The nine impeachment managers walked the resolution from the House to the Senate chamber and read the resolution to senators on Monday evening.
Reps. Jamie Raskin (D-Md.), Diana DeGette (Colo.), David Cicilline (D-R.I.), Joaquin Castro (D-Texas), Eric Swalwell (D-Calif.), Ted Lieu (D-Calif.), Joe Neguse (D-Colo.), Madeleine Dean (D-Pa.), and Del. Stacey Plaskett (Virgin Islands) will serve as the impeachment managers during the trial.
WATCH: House managers walk to the Senate to deliver an Article of Impeachment against former President Donald Trump pic.twitter.com/B82hJIoEI4— Breaking911 (@Breaking911) January 26, 2021
The nine lawmakers will argue the Democrats’ case that Trump incited the mob that stormed the U.S. Capitol on January 6.
The House voted to impeach Trump on January 13 on the charge of incitement of resolution as lawmakers accused him of inciting the mob by alleging there was widespread fraud that cost him his reelection bid and encouraging protesters to march over to the Capitol shortly before demonstrators stormed the building.

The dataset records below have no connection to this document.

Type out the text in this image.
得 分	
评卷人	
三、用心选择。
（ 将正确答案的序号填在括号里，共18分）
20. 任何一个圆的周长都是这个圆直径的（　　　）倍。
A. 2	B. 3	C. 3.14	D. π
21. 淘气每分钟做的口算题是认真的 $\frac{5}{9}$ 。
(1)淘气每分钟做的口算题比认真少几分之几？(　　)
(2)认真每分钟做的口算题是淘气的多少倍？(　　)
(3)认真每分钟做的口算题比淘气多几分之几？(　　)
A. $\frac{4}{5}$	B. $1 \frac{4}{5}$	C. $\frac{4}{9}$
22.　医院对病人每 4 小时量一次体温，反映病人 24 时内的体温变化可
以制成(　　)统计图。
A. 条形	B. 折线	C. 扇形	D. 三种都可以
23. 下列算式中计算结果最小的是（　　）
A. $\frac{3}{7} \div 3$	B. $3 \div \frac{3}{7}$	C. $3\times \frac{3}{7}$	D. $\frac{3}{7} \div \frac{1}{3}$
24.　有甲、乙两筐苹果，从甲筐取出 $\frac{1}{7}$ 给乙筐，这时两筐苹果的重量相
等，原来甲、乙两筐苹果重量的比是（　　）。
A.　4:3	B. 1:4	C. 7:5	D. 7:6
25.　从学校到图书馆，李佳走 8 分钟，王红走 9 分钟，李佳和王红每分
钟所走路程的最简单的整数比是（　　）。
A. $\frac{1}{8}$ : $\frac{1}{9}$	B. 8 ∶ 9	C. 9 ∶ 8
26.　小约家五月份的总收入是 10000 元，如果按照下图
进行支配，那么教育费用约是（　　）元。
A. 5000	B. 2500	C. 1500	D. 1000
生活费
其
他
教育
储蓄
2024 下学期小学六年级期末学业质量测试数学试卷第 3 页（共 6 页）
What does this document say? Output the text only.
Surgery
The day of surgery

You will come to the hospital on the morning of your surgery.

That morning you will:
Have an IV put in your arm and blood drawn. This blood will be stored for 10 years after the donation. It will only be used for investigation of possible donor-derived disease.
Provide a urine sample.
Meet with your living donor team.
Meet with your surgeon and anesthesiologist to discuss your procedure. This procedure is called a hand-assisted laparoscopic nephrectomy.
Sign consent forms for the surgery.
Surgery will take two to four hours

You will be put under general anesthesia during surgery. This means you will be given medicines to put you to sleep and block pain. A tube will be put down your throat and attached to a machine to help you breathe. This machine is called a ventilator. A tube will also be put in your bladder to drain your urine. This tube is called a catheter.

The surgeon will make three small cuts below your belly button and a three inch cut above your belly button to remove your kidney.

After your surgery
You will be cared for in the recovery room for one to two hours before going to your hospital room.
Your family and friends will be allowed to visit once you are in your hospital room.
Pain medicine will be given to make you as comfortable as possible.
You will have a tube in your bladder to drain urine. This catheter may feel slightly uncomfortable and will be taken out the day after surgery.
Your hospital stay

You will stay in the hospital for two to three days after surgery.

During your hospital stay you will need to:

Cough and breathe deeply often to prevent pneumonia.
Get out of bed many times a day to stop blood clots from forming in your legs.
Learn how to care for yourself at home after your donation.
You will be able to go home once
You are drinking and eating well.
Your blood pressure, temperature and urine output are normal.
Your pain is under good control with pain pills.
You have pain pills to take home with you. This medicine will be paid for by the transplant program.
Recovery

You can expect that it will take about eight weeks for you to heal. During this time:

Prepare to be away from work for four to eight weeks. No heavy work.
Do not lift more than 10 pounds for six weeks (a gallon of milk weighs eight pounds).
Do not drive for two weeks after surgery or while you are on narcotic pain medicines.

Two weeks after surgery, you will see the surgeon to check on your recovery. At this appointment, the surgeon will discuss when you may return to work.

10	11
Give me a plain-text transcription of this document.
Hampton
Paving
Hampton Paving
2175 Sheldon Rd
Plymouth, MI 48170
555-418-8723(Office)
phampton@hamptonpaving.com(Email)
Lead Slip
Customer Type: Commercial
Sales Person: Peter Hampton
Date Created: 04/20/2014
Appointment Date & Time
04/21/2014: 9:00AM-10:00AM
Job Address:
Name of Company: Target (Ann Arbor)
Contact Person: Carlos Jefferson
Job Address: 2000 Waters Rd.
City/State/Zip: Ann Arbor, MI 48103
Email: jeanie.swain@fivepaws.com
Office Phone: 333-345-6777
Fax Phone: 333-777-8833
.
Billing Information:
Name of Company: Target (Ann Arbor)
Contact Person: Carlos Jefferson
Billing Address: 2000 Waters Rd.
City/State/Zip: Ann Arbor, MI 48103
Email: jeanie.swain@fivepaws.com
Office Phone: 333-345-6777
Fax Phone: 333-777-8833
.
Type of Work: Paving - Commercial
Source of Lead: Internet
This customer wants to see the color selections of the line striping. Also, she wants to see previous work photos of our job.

The article of impeachment read, “President Trump gravely endangered the security of the United States and its institutions of Government.”
“He threatened the integrity of the democratic system, interfered with the peaceful transition of power, and imperiled a coequal branch of Government. He thereby betrayed his trust as President, to the manifest injury of the people of the United States,” it added.
This is the second time in just over a year that Democrats delivered an article of impeachment against Trump to the Senate. He was acquitted in February 2020 of charges of obstruction of Congress and abuse of power.
Senators will be sworn in as jurors for the trial on Tuesday, and the trial is scheduled to begin on February 9.
To convict Trump, all 50 Democrats and at least 17 Republicans would need to convict him.
While Trump is out of office, senators could bar Trump from running from office again if they vote to convict him. To bar Trump from running from office, they would only need 51-votes after voting to convict him.